By: David Baskin
May 22, 2015
Last weekend I had my first good sail of the year. Lake Ontario is still very cold and the wind off the water made me keep a wool hat on and my jacket zipped up. Out past the end of the Leslie Street spit I pretty much had the lake to myself. Sailing alone gives me time to think with no distractions but the wind and the sound of the water slapping the hull. Not surprisingly, I was thinking about investing, and how it is like sailing.
You can only sail in the wind there is. You might want it to be stronger or weaker or from another direction, but you learn very quickly that there is nothing you can do about it. In the investing business, the market is much the same. You have to take it as you find it. Markets do what they do, and nobody can tell what they will do next. Sailors learn to get from where they are to where they want to be, regardless of conditions. Sometimes it takes longer. Often the ride is bumpy and downright unpleasant. So be it. That’s the price you pay for the great days when every moment is a joy and you feel, temporarily, like the master of the wind and the water. Of course you are not. The weather doesn’t care about you. It doesn’t even know you are there. Just like the markets. They don’t care what you bought or when you bought it. You are not the master. Learn to live with it, or stay away.
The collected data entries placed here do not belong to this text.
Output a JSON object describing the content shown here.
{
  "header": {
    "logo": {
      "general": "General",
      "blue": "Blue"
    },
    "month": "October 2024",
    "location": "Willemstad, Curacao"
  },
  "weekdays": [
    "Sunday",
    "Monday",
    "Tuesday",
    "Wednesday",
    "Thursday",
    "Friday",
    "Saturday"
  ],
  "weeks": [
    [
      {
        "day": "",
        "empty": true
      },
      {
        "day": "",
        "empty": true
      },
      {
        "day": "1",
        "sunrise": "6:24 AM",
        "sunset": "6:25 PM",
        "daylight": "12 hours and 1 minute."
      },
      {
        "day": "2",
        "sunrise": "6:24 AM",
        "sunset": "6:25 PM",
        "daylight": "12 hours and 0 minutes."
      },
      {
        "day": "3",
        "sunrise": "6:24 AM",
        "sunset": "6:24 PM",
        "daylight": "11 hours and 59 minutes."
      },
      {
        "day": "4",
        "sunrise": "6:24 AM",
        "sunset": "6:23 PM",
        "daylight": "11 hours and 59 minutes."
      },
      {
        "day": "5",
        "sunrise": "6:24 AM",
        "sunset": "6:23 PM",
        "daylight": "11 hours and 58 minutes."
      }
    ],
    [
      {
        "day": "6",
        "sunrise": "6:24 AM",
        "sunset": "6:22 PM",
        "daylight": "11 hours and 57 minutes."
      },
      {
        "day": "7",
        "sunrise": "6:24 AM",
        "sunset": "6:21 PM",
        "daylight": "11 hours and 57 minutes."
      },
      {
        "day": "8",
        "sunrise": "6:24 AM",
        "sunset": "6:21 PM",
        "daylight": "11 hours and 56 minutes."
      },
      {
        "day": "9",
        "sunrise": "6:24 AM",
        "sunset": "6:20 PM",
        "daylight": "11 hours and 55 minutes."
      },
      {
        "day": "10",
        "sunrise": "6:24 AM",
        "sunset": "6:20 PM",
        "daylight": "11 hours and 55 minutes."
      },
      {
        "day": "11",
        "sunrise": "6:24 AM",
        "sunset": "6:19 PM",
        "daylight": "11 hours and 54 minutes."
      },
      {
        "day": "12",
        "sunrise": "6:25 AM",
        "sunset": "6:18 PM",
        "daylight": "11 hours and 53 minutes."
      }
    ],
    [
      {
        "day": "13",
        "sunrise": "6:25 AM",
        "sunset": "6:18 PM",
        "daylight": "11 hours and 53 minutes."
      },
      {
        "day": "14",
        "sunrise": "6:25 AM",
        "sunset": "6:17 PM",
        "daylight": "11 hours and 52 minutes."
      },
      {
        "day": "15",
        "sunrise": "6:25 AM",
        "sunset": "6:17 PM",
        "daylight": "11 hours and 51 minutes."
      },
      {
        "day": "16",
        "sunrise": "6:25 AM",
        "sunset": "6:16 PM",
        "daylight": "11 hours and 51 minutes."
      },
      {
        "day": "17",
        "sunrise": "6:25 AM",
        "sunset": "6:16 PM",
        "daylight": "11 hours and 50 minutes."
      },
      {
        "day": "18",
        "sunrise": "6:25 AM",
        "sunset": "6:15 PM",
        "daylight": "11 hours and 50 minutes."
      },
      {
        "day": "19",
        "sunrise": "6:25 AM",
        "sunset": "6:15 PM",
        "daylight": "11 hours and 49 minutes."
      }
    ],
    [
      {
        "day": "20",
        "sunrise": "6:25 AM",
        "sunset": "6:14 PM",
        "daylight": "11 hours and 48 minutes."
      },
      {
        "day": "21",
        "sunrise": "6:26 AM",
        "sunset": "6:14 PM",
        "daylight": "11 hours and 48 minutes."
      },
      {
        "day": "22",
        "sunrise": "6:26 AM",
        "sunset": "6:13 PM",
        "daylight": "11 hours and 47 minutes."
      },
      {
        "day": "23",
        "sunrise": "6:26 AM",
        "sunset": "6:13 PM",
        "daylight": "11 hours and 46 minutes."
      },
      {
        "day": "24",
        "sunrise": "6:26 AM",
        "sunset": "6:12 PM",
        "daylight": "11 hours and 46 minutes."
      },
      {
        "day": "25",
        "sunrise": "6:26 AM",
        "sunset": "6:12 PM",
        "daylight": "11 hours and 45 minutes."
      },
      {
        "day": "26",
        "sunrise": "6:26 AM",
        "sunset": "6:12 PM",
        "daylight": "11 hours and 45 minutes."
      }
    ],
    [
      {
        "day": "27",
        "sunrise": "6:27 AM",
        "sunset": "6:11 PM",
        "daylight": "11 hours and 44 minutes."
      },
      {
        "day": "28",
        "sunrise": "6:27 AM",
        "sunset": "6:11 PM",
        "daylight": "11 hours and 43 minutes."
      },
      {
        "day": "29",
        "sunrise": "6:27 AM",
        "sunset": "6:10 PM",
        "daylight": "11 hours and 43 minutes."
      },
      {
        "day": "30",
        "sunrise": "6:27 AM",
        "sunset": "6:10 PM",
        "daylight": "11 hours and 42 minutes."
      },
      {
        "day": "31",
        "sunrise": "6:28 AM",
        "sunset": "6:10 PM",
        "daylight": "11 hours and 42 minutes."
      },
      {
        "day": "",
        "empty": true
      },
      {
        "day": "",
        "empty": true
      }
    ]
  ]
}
When you watch an experienced sailor steer you will see that the wheel appears to be motionless. Movements are subtle, infrequent and planned in advance. The good sailor knows that every turn of the wheel makes the rudder alter the flow of the water, cause friction, and slow down the boat. Much better to set a course and stick to it, and to the extent possible, avoid fiddling. The same is true of really good investors. The investment equivalent of over-steering is over-trading. Every trade causes friction in the form of commissions and taxes. Those extra trades don’t get you where you are trying to go any faster; mostly they indicate you didn’t think hard enough before buying in the first place.
Finally, since I often sail alone, I live by the maxim that there are old sailors and bold sailors, but few old, bold sailors. Sailing on the edge is exhilarating, even thrilling, but it comes at a cost. Things break. People can get hurt, even killed. Some are willing to pay that price for the excitement. Some investors are the same way. They like to speculate and are prepared to see lots of money go down the tubes as they search for the elusive 10 bagger. Good luck to them, I say. That’s just not how I do it.
The name of my boat is Safe Returns.